In accordance with the foregoing, which also shall constitute Findings of Fact and Conclusions of Law, the Court now makes its formal Findings of Fact, Conclusions of Law and Order thereon.

FINDINGS OF FACT

1. That on the 22nd day of September, 1967, Richard A. Carlson, the herein-above named Bankrupt, filed a Voluntary Petition in Bankruptcy in the United States District Court for the Central District of California, and the said matter was referred to A. K. Phelps, Referee in Bankruptcy, for the purposes of administration.

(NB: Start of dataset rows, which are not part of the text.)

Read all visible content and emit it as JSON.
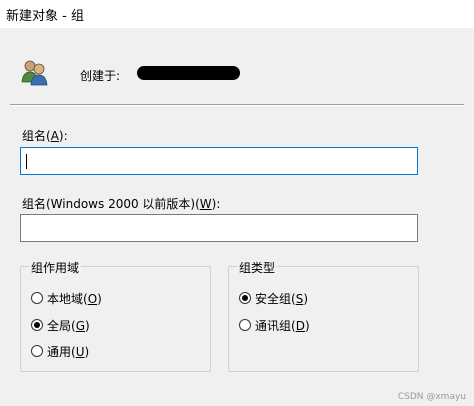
{
  "window": {
    "title": "新建对象 - 组"
  },
  "header": {
    "created_in_label": "创建于:"
  },
  "fields": {
    "group_name": {
      "label_prefix": "组名(",
      "label_key": "A",
      "label_suffix": "):",
      "value": ""
    },
    "group_name_pre2000": {
      "label_prefix": "组名(Windows 2000 以前版本)(",
      "label_key": "W",
      "label_suffix": "):",
      "value": ""
    }
  },
  "group_scope": {
    "title": "组作用域",
    "options": [
      {
        "text": "本地域(",
        "key": "O",
        "tail": ")",
        "checked": false
      },
      {
        "text": "全局(",
        "key": "G",
        "tail": ")",
        "checked": true
      },
      {
        "text": "通用(",
        "key": "U",
        "tail": ")",
        "checked": false
      }
    ]
  },
  "group_type": {
    "title": "组类型",
    "options": [
      {
        "text": "安全组(",
        "key": "S",
        "tail": ")",
        "checked": true
      },
      {
        "text": "通讯组(",
        "key": "D",
        "tail": ")",
        "checked": false
      }
    ]
  },
  "watermark": "CSDN @xmayu",
  "icons": {
    "header": "users-group-icon"
  }
}
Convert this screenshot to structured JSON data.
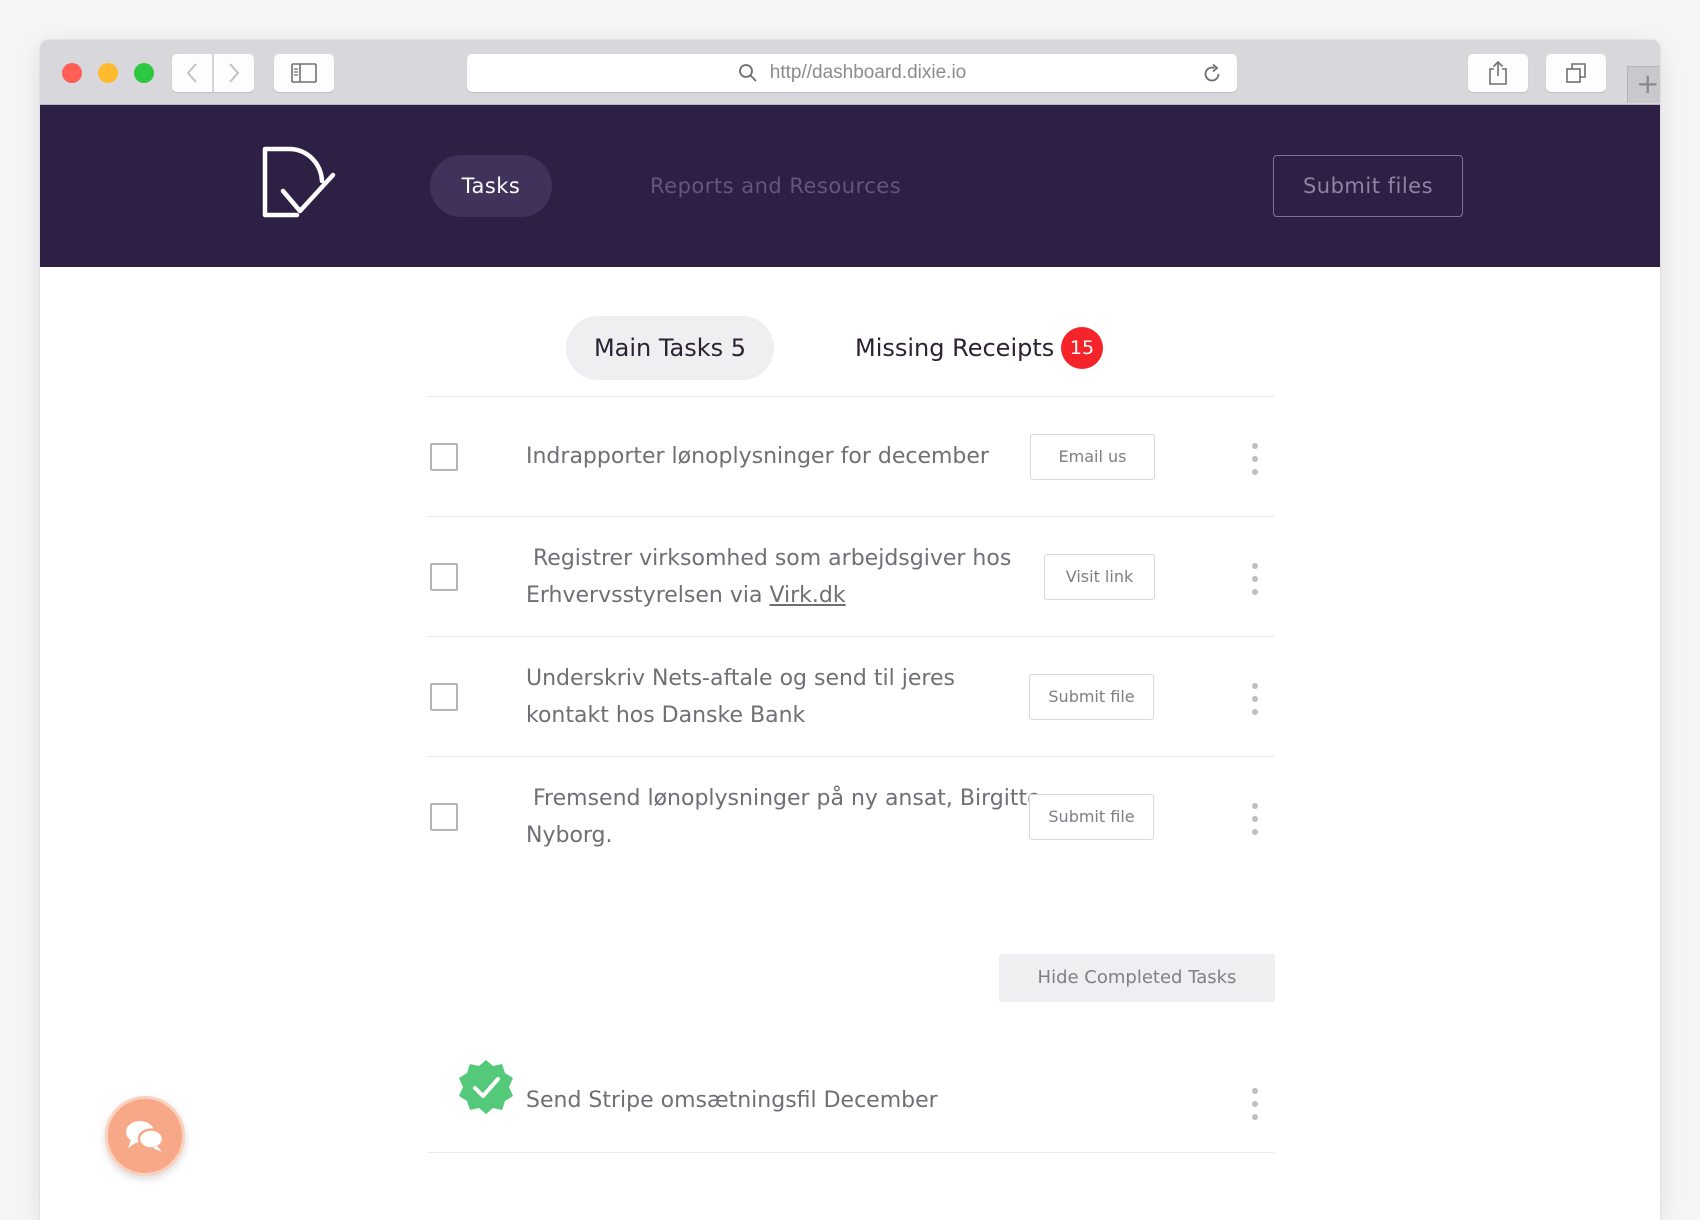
{
  "browser": {
    "url": "http//dashboard.dixie.io",
    "icons": [
      "back-icon",
      "forward-icon",
      "sidebar-icon",
      "search-icon",
      "reload-icon",
      "share-icon",
      "tabs-icon",
      "plus-icon"
    ]
  },
  "header": {
    "nav_tasks": "Tasks",
    "nav_reports": "Reports and Resources",
    "submit_files": "Submit files",
    "logo_icon": "dixie-logo-icon",
    "background_color": "#2e1f45"
  },
  "tabs": {
    "main": "Main Tasks 5",
    "missing": "Missing Receipts",
    "missing_count": "15",
    "badge_color": "#f5242b"
  },
  "tasks": [
    {
      "text": "Indrapporter lønoplysninger for december",
      "action": "Email us"
    },
    {
      "text_line1": " Registrer virksomhed som arbejdsgiver hos",
      "text_prefix": "Erhvervsstyrelsen via ",
      "link": "Virk.dk",
      "action": "Visit link"
    },
    {
      "text_line1": "Underskriv Nets-aftale og send til jeres",
      "text_line2": "kontakt hos Danske Bank",
      "action": "Submit file"
    },
    {
      "text_line1": " Fremsend lønoplysninger på ny ansat, Birgitte",
      "text_line2": "Nyborg.",
      "action": "Submit file"
    }
  ],
  "hide_completed": "Hide Completed Tasks",
  "completed": [
    {
      "text": "Send Stripe omsætningsfil December",
      "icon": "check-badge-icon",
      "color": "#55c97a"
    }
  ],
  "chat": {
    "icon": "chat-icon",
    "color": "#f7a889"
  }
}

2. That on the 22nd day of September, 1967, the date of the filing of the said Voluntary Petition, the Bankrupt, Richard A. Carlson, was indebted to the Board of Equalization of the State of California in the amount of $14,609.13 under the Sales and Use Tax law of the State of California. That said liability arose more than three years prior to September 22, 1967, and said liability on September 22, 1967, was secured by liens recorded in the Office of the County Recorder of Orange and Los Angeles, which tax liens but for the effect of the Bankruptcy Act would remain in full force and effect.

3. That although Richard A. Carlson, the Bankrupt, held assets on September 22, 1967, such assets were insufficient to pay the aforesaid tax liability in full and, accordingly, it would be necessary for the said State Board of Equalization in ordinary circumstances to look to assets acquired after September 22, 1967, in order to collect the liability as set forth hereinabove, but for the intervention of the said bankruptcy filed as set forth above.

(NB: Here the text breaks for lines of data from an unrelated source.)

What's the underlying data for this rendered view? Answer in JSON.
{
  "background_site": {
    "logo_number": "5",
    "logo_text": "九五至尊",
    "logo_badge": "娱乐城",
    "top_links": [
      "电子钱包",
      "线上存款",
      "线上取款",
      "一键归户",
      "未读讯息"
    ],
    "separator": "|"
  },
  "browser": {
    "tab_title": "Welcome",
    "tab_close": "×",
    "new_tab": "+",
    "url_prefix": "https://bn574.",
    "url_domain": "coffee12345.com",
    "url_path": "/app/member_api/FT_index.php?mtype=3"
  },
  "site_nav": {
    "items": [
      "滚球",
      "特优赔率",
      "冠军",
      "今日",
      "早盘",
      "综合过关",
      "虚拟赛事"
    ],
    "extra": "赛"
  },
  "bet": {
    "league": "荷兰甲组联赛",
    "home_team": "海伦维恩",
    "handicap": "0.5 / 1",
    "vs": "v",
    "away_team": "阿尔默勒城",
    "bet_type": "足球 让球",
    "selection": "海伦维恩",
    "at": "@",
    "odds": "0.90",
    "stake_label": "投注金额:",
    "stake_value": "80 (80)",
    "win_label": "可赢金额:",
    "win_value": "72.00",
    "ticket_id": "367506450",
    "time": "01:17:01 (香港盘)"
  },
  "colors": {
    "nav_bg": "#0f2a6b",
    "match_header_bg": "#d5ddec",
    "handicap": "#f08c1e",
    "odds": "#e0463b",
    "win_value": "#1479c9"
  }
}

The following Conclusions of Law insofar as they may be considered Findings of Fact are also found by the Court to be true in all respects. From the foregoing facts, the Court concludes that:

CONCLUSIONS OF LAW

I

That the aforesaid tax liability of Richard A. Carlson, the Bankrupt hereinabove named, owing under the Sales and Use Tax of the State of California is a debt which is dischargeable under the provisions of Section 17 of the Act of Congress Relating to Bankruptcy.

II

Any Conclusions of Law contained in the Findings of Fact are deemed incorporated herein by reference.

ORDER

By reason of the foregoing Decision, Findings of Fact and Conclusions of Law, it is hereby ordered that the aforesaid tax liability of Richard A. Carlson under the Sales and Use Tax of the State of California is dischargeable under the provisions of Section 17 of the Act of Congress Relating to Bankruptcy.

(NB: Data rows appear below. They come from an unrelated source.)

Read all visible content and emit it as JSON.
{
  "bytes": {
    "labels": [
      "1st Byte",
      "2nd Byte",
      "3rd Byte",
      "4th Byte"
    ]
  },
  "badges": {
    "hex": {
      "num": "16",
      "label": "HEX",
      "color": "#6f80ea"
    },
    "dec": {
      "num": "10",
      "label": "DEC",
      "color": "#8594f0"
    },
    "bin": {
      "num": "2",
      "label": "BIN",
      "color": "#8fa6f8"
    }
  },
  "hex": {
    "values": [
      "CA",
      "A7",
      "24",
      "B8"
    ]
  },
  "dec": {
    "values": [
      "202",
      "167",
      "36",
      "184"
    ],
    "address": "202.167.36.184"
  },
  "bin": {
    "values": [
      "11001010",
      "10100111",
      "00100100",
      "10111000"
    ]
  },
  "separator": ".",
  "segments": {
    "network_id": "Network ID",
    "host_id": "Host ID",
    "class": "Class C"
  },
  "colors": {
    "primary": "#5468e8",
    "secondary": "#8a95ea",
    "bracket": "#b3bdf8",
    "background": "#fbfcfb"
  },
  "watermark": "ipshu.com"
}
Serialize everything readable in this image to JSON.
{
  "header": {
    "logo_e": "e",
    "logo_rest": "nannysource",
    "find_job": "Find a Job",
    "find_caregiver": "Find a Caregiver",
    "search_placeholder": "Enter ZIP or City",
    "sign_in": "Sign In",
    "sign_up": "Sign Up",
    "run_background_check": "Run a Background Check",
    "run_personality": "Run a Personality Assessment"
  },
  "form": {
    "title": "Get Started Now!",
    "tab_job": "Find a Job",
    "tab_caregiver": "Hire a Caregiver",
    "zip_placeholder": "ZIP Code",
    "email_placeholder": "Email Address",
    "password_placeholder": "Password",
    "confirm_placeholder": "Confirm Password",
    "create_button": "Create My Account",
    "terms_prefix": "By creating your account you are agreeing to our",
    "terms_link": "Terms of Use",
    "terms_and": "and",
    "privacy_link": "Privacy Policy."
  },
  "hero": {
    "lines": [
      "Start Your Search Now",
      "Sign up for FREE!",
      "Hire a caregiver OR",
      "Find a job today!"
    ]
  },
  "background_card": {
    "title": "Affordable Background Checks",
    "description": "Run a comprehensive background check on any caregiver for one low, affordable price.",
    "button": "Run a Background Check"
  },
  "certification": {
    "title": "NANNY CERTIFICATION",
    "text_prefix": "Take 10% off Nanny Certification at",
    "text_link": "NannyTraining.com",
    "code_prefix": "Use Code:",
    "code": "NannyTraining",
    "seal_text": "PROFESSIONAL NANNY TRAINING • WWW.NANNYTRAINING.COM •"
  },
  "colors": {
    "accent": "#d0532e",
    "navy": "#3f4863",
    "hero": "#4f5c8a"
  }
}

It is further ordered that the Bankrupt having received his discharge in bankruptcy, the State Board of Equalization, its agents, servants and employees and any person seeking to act for and on behalf of the State Board of Equalization be, and each of them are, hereby permanently restrained and enjoined) from taking any action to collect said tax.

It is further ordered that the Order of A. K. Phelps, Referee in Bankruptcy, which found that the said tax liability is dischargeable under the provisions of Section 17 of the Act of Congress Relating to Bankruptcy, and the said Order which restrained and enjoined the State Board of Equalization, its agents, servants and employees, and any person seeking to act for and on behalf of the State Board of Equalization as being permanently restrained and enjoined from collecting said tax be, and the same is hereby reaffirmed. 
      
      . Our decision is in accord with the only cases directly bearing on this problem: In the Matter of Walter R. Braund and Virginia M. Braund, Bankruptcy Nos. 986-IH and 987-IH, decided in a memorandum order of August 29, 1967, by my brother Judge Irving Hill of the Central District of California; and United States v. Ulises A. Sanabria, No. 67-C-505, Northern District of Illinois, Eastern Division, an unreported ease without memorandum opinion.